SRTS is one of the most underfollowed stocks I've seen in years.

My $0.02
@nsolot haha i got you, but a pill usually has a lot of side effects and something that is as effective as SRT in a trail has still to come out.
You said it Soliton got bought out. Generally Medtech is less favoured than biotech but take a look at Iradimed, it's profitable medtech with high multiples. Could also be since the low markep cap, it doesn't attract the institutionals. Management needs to dip at these level, buy on the open market with their personal money.

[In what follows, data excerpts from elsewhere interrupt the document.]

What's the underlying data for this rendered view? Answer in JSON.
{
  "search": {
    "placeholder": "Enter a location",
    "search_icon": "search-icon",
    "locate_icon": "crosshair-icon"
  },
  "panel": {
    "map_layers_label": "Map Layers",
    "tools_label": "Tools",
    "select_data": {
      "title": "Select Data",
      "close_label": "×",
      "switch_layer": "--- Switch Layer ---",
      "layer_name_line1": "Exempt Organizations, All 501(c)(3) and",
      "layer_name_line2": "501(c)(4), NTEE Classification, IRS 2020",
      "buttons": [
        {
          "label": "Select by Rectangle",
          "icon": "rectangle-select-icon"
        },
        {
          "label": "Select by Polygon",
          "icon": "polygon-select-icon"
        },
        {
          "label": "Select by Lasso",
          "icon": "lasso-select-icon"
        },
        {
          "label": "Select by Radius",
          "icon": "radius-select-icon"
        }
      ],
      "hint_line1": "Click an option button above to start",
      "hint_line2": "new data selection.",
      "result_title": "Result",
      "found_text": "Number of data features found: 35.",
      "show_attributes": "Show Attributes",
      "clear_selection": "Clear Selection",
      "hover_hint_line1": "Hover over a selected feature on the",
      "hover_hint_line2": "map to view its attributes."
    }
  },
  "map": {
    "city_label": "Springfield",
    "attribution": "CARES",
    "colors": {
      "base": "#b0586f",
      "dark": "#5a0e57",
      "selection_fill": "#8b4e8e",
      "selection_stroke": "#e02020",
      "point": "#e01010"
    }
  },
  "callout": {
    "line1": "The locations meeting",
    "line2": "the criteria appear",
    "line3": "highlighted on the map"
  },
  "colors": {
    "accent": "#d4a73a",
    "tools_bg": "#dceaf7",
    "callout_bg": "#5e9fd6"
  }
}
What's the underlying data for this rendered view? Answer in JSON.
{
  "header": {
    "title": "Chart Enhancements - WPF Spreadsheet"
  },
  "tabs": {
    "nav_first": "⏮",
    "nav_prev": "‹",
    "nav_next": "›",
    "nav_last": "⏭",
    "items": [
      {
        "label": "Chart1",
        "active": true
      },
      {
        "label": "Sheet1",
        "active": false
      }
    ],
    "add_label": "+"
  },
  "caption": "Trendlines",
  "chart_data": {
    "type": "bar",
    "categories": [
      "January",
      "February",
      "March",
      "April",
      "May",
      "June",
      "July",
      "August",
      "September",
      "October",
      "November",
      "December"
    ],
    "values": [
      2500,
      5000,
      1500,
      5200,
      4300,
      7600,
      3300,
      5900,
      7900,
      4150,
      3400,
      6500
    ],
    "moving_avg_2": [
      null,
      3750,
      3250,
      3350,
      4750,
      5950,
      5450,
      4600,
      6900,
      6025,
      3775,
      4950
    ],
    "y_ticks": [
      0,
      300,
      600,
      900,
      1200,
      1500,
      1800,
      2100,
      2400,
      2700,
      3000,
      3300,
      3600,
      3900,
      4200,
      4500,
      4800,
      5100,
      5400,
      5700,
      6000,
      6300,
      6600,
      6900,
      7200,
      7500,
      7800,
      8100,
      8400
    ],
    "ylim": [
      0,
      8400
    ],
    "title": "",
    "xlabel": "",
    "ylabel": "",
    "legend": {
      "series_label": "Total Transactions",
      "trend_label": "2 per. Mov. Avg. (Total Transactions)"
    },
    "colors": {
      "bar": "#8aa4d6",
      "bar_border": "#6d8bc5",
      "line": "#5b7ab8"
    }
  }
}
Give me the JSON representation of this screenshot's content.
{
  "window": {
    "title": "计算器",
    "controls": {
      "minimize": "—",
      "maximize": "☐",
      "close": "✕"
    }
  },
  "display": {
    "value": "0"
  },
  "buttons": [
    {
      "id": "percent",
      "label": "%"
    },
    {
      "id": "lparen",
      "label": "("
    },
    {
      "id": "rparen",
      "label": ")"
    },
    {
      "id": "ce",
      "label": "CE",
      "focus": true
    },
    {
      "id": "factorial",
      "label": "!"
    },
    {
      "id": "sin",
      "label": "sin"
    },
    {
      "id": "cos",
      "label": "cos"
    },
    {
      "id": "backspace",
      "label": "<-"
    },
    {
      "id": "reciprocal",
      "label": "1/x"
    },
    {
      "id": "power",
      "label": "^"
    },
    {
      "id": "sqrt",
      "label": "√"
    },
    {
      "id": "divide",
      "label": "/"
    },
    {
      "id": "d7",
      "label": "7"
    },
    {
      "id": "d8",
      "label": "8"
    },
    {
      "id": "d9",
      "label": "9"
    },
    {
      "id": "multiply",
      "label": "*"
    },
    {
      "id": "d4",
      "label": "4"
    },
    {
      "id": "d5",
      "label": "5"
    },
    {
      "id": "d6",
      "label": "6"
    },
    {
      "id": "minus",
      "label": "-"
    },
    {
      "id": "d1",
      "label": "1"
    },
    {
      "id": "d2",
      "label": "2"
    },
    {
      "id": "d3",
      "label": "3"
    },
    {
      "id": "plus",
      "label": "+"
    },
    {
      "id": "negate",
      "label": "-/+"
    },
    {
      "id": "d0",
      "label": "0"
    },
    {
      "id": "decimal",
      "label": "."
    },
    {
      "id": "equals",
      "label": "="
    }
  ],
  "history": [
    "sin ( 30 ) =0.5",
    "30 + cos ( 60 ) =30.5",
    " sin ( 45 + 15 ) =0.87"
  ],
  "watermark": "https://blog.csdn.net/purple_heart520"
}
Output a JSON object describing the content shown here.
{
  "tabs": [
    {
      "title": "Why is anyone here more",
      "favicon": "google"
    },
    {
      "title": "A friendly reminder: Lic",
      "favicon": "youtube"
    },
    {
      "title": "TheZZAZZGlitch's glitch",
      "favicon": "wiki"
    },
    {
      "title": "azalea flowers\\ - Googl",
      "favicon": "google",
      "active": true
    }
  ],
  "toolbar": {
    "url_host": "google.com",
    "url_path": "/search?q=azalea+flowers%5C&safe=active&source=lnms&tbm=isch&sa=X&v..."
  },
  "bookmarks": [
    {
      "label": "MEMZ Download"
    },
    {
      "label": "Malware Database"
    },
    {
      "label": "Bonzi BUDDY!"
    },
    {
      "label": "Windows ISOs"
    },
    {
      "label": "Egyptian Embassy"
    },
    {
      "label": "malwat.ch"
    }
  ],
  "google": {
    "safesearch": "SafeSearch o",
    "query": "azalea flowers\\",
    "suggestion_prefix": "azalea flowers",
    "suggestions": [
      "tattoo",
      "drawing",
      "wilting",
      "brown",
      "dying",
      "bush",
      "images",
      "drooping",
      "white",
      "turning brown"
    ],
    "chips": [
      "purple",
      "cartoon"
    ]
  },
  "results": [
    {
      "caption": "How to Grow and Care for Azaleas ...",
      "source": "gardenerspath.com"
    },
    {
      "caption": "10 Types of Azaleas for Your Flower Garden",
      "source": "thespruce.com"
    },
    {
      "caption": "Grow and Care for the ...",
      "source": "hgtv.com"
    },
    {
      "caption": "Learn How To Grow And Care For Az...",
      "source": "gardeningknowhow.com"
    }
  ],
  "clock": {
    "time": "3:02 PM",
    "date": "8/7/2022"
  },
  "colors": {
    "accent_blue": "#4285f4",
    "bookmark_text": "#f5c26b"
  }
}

astute pathways profile picture
Are you Atticus from calif. that did commodities? If so, i was one of your clients
nearly agreed with everything you said - except with this "Sensus also promised to do another share buyback if shares fall to distressed levels, which clearly has happened." I don't recall them saying this.
Atticus Analysis profile picture
@BasilII Here is the section:
"Joseph Sardano

We went to the Board and the Board was more than happy to provide us with $3 million to repurchase our shares. We did that. To the fullest extent, we spent the 3 million shares. We think that we were as good as investors as anybody else in getting those shares at a very decent price, and we think the best investment is in our own company. And so is the opportunity out there in the future? I think the Board is always open to making things like that happen, and we'll definitely look at it if that opportunity should come across again."
@Atticus Analysis ah ok fair enough but that doesn't sound it's happening to dive in.